Forward Deployment Engineering Decisions and Tradeoffs
A granular decision framework for building AI products.
1. Web Application Decisions
1.1 Rendering Strategy
- CSR (Client-Side Rendering): Good for dashboards, internal tools. SEO is poor.
- SSR (Server-Side Rendering): Essential for dynamic content needing SEO (e.g., news feed). Higher server load.
- SSG (Static Site Generation): Best for blogs, docs. Fastest performance.
- ISR (Incremental Static Regeneration): Best of both worlds for content that changes occasionally.
1.2 State Management
- Local State (useState): Simple UI interactions.
- Server State (React Query/SWR): Caching API responses. The standard for modern apps.
- Global State (Zustand/Redux): Complex client-side logic (e.g., audio player, canvas editor). Avoid if possible.
2. Backend & API Decisions
2.1 Language Choice
- Python (FastAPI/Flask): The default for AI. Great ecosystem (PyTorch, LangChain). Slower execution than Go/Rust.
- Node.js/TypeScript: Great for I/O heavy apps, real-time chat. Shares types with frontend.
- Go: High performance microservices. Less AI library support.
2.2 Communication Protocol
- REST: Standard, easy to cache, universally supported.
- GraphQL: Flexible data fetching, prevents over-fetching. Complexity overhead.
- gRPC: High performance internal microservices communication. Harder to debug.
- WebSockets: Essential for real-time AI streaming and chat.
3. Database Decisions
3.1 Primary Database
- PostgreSQL: The default choice. Relational, robust, supports vector search (pgvector).
- MongoDB: Flexible schema for unstructured data. Good for rapid prototyping.
3.2 Vector Database
- pgvector (Postgres): Good enough for 90% of use cases. Simplifies stack.

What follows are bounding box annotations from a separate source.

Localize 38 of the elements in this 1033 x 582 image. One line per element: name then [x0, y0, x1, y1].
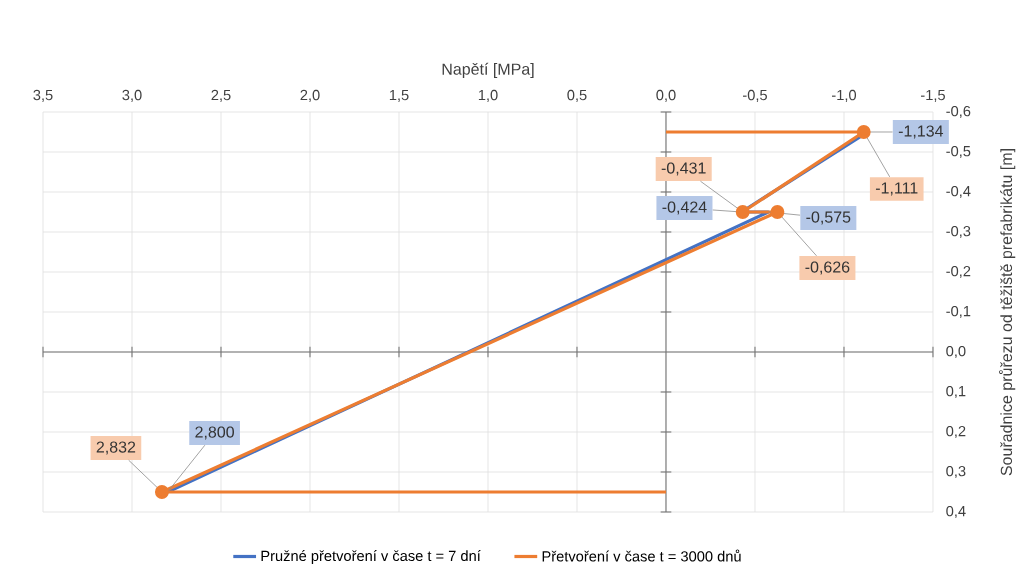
annotation: -1,111: [875, 182, 918, 196]
legend-label: Přetvoření v čase t = 3000 dnů: [542, 549, 741, 562]
x-tick-label: 1,5: [389, 89, 409, 102]
point: [154, 485, 169, 499]
y-tick-label: 0,2: [946, 425, 966, 439]
x-tick-label: 3,5: [33, 89, 53, 102]
y-tick-label: -0,3: [946, 225, 971, 239]
y-tick-label: -0,4: [946, 185, 971, 199]
annotation: -0,626: [805, 261, 850, 275]
x-tick-label: 0,0: [656, 89, 676, 102]
point: [735, 205, 750, 219]
x-tick-label: -1,5: [920, 89, 945, 102]
y-tick-label: 0,4: [946, 505, 966, 519]
y-tick-label: 0,1: [946, 385, 966, 399]
y-tick-label: -0,2: [946, 265, 971, 279]
y-tick-label: -0,6: [946, 105, 971, 119]
annotation: -0,575: [806, 211, 851, 225]
annotation: -1,134: [898, 125, 944, 139]
x-axis-title: Napětí [MPa]: [442, 62, 534, 78]
legend-label: Pružné přetvoření v čase t = 7 dní: [261, 550, 481, 564]
point: [770, 205, 785, 219]
annotation: 2,800: [195, 426, 234, 440]
x-tick-label: 0,5: [567, 89, 587, 102]
y-tick-label: 0,0: [946, 345, 966, 359]
x-tick-label: 1,0: [478, 89, 498, 102]
x-tick-label: -0,5: [743, 89, 767, 102]
y-axis-title: Souřadnice průřezu od těžiště prefabrikátu [m]: [999, 149, 1016, 476]
annotation: 2,832: [96, 441, 136, 455]
y-tick-label: -0,1: [946, 305, 971, 319]
x-tick-label: 3,0: [122, 89, 142, 102]
y-tick-label: 0,3: [946, 465, 966, 479]
y-tick-label: -0,5: [946, 145, 971, 159]
x-tick-label: -1,0: [831, 89, 857, 102]
point: [856, 125, 871, 139]
x-tick-label: 2,0: [300, 89, 320, 102]
annotation: -0,431: [661, 162, 706, 176]
x-tick-label: 2,5: [211, 89, 231, 102]
annotation: -0,424: [662, 201, 707, 215]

- Pinecone/Weaviate: Managed, specialized for scale (100M+ vectors).
- Chroma/LanceDB: Good for local/embedded use cases.
4. ML & LLM Decisions
4.1 Model Hosting
- SaaS APIs (OpenAI/Anthropic): Fastest time to market. Best performance. High cost at scale. Privacy concerns.

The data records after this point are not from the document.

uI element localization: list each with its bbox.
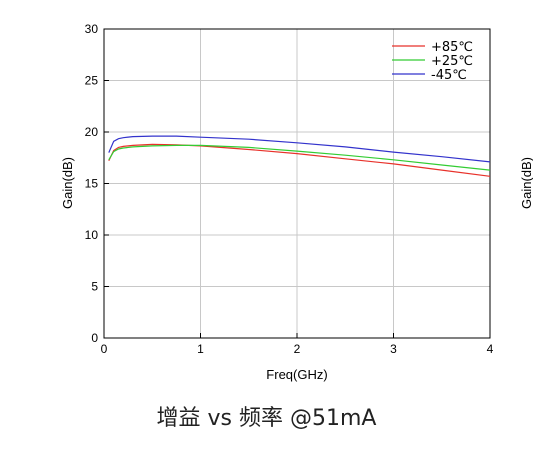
cropped-neighbor-y-axis-label: Gain(dB) — [519, 157, 533, 209]
legend: +85℃+25℃-45℃ — [392, 40, 473, 83]
grid-lines — [104, 29, 490, 338]
series-line-2 — [108, 144, 491, 171]
series-line-3 — [108, 135, 491, 163]
x-tick-label: 3 — [390, 342, 397, 356]
x-tick-label: 2 — [294, 342, 301, 356]
legend-label: -45℃ — [431, 68, 467, 83]
y-tick-label: 20 — [85, 125, 99, 139]
gain-vs-frequency-chart: 0 1 2 3 4 0 5 10 15 20 25 30 +85℃+25℃-45℃ Freq(GHz)… — [60, 22, 533, 382]
y-tick-label: 0 — [91, 331, 98, 345]
y-tick-label: 5 — [91, 280, 98, 294]
y-tick-label: 25 — [85, 74, 99, 88]
x-tick-label: 0 — [101, 342, 108, 356]
chart-caption: 增益 vs 频率 @51mA — [156, 406, 377, 431]
legend-label: +25℃ — [431, 54, 473, 69]
legend-label: +85℃ — [431, 40, 473, 55]
y-tick-label: 10 — [85, 228, 99, 242]
x-tick-label: 1 — [197, 342, 204, 356]
x-tick-label: 4 — [487, 342, 494, 356]
series-line-1 — [108, 143, 491, 177]
series-lines — [108, 135, 491, 177]
axis-ticks: 0 1 2 3 4 0 5 10 15 20 25 30 — [85, 22, 494, 356]
y-axis-label: Gain(dB) — [60, 157, 75, 209]
y-tick-label: 15 — [85, 177, 99, 191]
x-axis-label: Freq(GHz) — [266, 367, 327, 382]
y-tick-label: 30 — [85, 22, 99, 36]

- Open Source (Llama 3/Mistral):
- Self-hosted (vLLM/TGI): Full control, privacy. High ops burden (GPU management).
- Managed OSS (Together/Anyscale): Good balance of cost and performance.
4.2 RAG Strategy
- Naive RAG: Retrieve top-k chunks. Simple, fast.
- Hybrid Search: Keyword + Vector. Better for specific terms.

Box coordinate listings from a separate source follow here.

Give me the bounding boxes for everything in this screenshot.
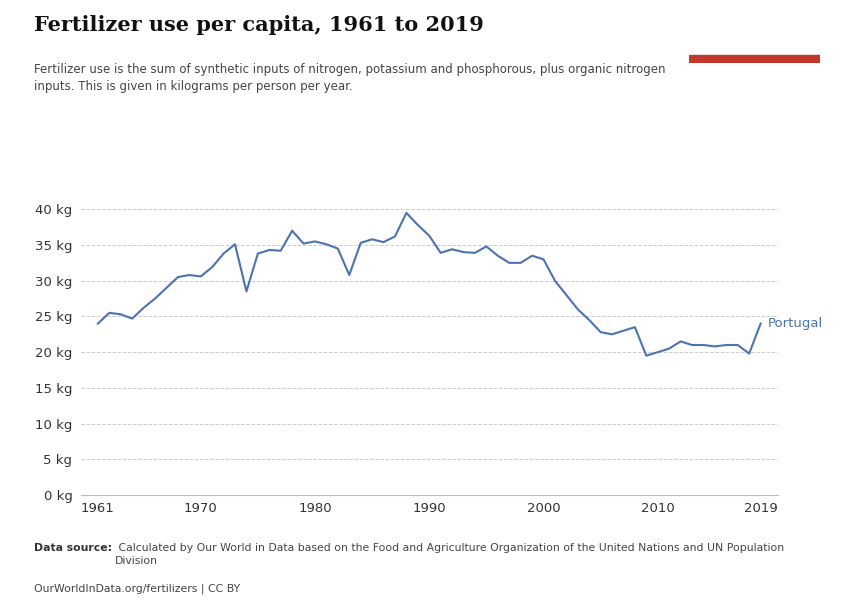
Text: Fertilizer use is the sum of synthetic inputs of nitrogen, potassium and phospho: Fertilizer use is the sum of synthetic i…: [34, 63, 666, 93]
Text: Fertilizer use per capita, 1961 to 2019: Fertilizer use per capita, 1961 to 2019: [34, 15, 484, 35]
Text: Calculated by Our World in Data based on the Food and Agriculture Organization o: Calculated by Our World in Data based on…: [115, 543, 784, 566]
Text: Our World: Our World: [724, 18, 784, 28]
Text: Portugal: Portugal: [768, 317, 823, 330]
Text: Data source:: Data source:: [34, 543, 112, 553]
Text: OurWorldInData.org/fertilizers | CC BY: OurWorldInData.org/fertilizers | CC BY: [34, 583, 240, 594]
Text: in Data: in Data: [733, 35, 775, 45]
Bar: [688, 55, 820, 63]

- Agentic RAG: Agent decides when/what to search. Slower, higher quality.
- Graph RAG: Knowledge graph for reasoning. Complex to build.
5. Agent Decisions
5.1 Architecture
- Single Agent: Simple tool use. Good for linear tasks.
- Multi-Agent (Orchestrator): Router agent delegates to specialists. Better for complex workflows.
- Hierarchical: Manager -> Worker structure.
5.2 Memory
- Short-term (Context Window): Immediate conversation. Limited by context size/cost.
- Long-term (Vector DB): Semantic search over past conversations.
- Structured (SQL): Storing user facts/preferences explicitly.